Christy Strawser, CBS Detroit, October 10, 2013
Once a popular young politician, disgraced former Detroit Mayor Kwame Kilpatrick was ordered to spend 28 years behind bars on his convictions for racketeering, bribery, extortion and tax crimes.
“I think everyone here understands Mr. Kilpatrick was convicted of running a criminal enterprise,” Judge Nancy Edmunds said, adding the enterprise started while he was still in the state House of Representatives and continued through all six years he was in the mayor’s office. Edmunds said the scheme to steer contracts to pal Bobby Ferguson made projects more costly for a city that couldn’t afford it and drove contractors out of business.

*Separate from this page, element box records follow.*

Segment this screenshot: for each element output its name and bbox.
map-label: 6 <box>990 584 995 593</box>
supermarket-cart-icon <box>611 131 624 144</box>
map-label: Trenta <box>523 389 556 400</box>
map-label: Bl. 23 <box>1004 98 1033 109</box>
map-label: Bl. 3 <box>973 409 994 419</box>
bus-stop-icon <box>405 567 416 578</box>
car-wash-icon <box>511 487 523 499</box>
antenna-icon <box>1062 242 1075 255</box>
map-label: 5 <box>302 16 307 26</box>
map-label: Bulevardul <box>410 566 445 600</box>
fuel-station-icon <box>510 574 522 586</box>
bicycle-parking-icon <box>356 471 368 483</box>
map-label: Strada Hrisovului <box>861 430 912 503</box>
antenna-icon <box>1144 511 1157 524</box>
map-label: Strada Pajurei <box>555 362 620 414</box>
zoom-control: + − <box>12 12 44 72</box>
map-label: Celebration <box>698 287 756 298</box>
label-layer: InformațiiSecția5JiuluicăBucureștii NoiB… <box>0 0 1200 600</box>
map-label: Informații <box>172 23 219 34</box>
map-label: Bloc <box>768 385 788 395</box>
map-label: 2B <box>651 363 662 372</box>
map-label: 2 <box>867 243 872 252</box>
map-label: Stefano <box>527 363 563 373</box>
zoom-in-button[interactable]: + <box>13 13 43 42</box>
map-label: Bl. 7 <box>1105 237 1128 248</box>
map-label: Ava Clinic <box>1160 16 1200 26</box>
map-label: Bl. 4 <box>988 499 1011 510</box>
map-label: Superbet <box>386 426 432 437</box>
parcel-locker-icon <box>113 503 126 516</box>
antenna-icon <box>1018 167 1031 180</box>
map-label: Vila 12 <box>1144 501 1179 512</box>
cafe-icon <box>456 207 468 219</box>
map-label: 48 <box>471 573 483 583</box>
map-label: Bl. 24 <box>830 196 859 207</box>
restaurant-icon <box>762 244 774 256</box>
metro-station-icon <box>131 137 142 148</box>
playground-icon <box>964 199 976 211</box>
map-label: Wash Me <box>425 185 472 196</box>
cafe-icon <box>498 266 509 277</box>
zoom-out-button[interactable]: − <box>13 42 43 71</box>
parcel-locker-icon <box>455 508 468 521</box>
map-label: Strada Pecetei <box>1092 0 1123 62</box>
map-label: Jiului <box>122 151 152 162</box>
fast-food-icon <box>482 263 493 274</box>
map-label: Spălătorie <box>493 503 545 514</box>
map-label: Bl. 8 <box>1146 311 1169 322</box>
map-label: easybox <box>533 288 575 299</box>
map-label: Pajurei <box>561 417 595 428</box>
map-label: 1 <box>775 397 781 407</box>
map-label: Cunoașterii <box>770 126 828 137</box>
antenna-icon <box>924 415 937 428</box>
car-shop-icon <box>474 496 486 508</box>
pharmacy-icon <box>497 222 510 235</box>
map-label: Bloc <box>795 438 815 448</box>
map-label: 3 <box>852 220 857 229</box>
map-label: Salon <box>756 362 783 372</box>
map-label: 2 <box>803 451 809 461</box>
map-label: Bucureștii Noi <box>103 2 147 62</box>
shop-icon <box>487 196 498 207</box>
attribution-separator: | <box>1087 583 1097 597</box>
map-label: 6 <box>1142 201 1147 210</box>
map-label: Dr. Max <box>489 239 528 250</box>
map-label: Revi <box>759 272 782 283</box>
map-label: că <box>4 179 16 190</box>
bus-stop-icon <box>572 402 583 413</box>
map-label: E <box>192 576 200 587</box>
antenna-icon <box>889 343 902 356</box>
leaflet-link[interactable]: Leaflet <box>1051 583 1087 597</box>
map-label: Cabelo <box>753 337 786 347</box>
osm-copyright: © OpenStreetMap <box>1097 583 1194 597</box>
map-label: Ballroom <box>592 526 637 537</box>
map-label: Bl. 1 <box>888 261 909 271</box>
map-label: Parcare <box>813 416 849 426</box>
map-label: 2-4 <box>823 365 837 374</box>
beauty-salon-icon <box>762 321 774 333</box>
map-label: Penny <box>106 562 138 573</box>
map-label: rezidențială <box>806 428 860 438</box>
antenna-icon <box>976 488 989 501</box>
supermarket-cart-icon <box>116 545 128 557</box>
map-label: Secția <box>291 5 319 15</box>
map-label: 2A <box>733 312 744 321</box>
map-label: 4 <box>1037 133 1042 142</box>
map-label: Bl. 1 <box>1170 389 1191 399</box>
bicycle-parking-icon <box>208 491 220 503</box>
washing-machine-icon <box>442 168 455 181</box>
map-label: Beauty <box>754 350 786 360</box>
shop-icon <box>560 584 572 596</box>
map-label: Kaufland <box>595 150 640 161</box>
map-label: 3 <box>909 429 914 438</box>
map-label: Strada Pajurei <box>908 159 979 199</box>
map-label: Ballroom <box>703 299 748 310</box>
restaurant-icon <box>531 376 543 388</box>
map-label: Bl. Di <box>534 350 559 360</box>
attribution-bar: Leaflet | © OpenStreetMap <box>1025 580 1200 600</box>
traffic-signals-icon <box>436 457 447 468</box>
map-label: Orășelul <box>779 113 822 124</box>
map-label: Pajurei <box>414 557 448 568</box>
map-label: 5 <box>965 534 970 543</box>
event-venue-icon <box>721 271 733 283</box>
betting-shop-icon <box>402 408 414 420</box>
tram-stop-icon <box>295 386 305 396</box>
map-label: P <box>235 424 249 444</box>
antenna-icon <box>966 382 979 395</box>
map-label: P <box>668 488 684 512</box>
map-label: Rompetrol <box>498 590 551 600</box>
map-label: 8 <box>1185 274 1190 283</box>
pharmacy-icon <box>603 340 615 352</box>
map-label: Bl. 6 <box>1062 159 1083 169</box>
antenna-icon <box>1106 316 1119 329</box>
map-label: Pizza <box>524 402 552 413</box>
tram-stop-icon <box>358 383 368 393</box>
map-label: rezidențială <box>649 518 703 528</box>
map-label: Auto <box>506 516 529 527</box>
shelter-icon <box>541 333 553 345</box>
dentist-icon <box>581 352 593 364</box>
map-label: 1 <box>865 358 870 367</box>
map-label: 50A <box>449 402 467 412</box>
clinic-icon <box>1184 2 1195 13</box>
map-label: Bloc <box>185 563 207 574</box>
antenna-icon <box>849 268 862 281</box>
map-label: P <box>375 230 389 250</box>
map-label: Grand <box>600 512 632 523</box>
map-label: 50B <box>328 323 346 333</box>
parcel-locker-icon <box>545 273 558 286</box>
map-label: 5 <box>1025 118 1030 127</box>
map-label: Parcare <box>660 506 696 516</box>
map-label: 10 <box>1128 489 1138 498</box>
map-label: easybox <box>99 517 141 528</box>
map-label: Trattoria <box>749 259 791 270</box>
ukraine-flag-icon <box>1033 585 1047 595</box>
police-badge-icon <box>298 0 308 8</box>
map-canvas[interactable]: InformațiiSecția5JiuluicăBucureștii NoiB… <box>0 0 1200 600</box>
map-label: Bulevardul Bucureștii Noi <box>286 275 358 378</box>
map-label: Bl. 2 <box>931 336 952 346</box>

The judge laid bare the accusations against Kilpatrick of fake jobs for family and friends, lavish parties, pay to play schemes, and secret affairs, saying he “has generally shown little remorse” for a bevy of infractions. She said it was sad he chose to “waste his talent on personal enrichment and aggrandizement,” when he had so many talents that could have helped the city.
Edmunds called it “devastating corruption” that bred a corrosive environment, cynicism and apathy among people who could have been convinced to boost Detroit. “We lost transparency, we lost accountability,” Edmunds said, adding her sentence was meant to show the public demands both.
“That way of doing government is over, it’s done,” she said.
Kilpatrick spoke eloquently in his own defense immediately before the sentence was handed down, giving a lengthy talk full of apologies and self-reflection in a subdued voice that riveted the packed courtroom and overflow room.
“I just humbly and respectfully ask for a fair sentence … I respect the jury’s verdict. I think your honor knows I have disagreed in terms of the specific things I was found guilty on, but I respect the verdict and I also respect the American justice system,” he said.
Kilpatrick went on to say “men, especially in the African American community” know they’re not supposed to cry or “bow down,” describing what he projected as “false confidence” that was misread as “arrogance.”
“I really, really, really messed up,” he said, adding he takes full responsibility for all his actions, including lying about the affair with former chief of staff Christine Beatty. He said he initially felt his actions were private, but finally “got it,” saying he knows he broke the trust of the public. When he finally “got it,” he said he started enjoying life for the first time while in Texas with his wife and three sons.
And then he said he felt bad about how happy he was while Detroit was mired in economic misery.
“I apologize to the citizens of this city for abandoning you and to leave you like I did,” Kilpatrick said.
Kilpatrick ended his unusually humble speech by saying he was “incredibly remorseful.”
The judge was clearly unmoved. She said his remarks “showed more awareness,” though his actions after he left Detroit didn’t inspire confidence in his ability to reform.
The prosecutor told a different story, urging the judge to impose the 28-year maximum. “There has been no acceptance of any responsibility,” the prosecutor said, adding it’s “not about the media … it’s about him … All the people in the city he let down and exploited.”
Appearing downcast and thinner, with a shaggy beard, Kilpatrick was uncuffed while the attorneys spoke. Contrary to his usually jocular demeanor, Kilpatrick stayed somber even while chatting with attorneys and supporters during court breaks.
Kilpatrick was found guilty of shaking down contractors, ensuring that his friend, Bobby Ferguson, got millions in city work and turning a nonprofit fund to help struggling Detroiters into a personal slush fund, according to evidence at his five-month trial.
Federal prosecutors are recommending Kilpatrick serve at least 28 years in prison, while defense attorneys are hoping the sentence doesn’t exceed 15 years. The U.S. Attorney in Detroit also wants Kilpatrick and co-defendant Ferguson to pay $9.6 million in restitution.
It’s likely to be one of the longer sentences in recent cases of public corruption, the result of two dozen convictions that range from bribery to extortion to tax crimes.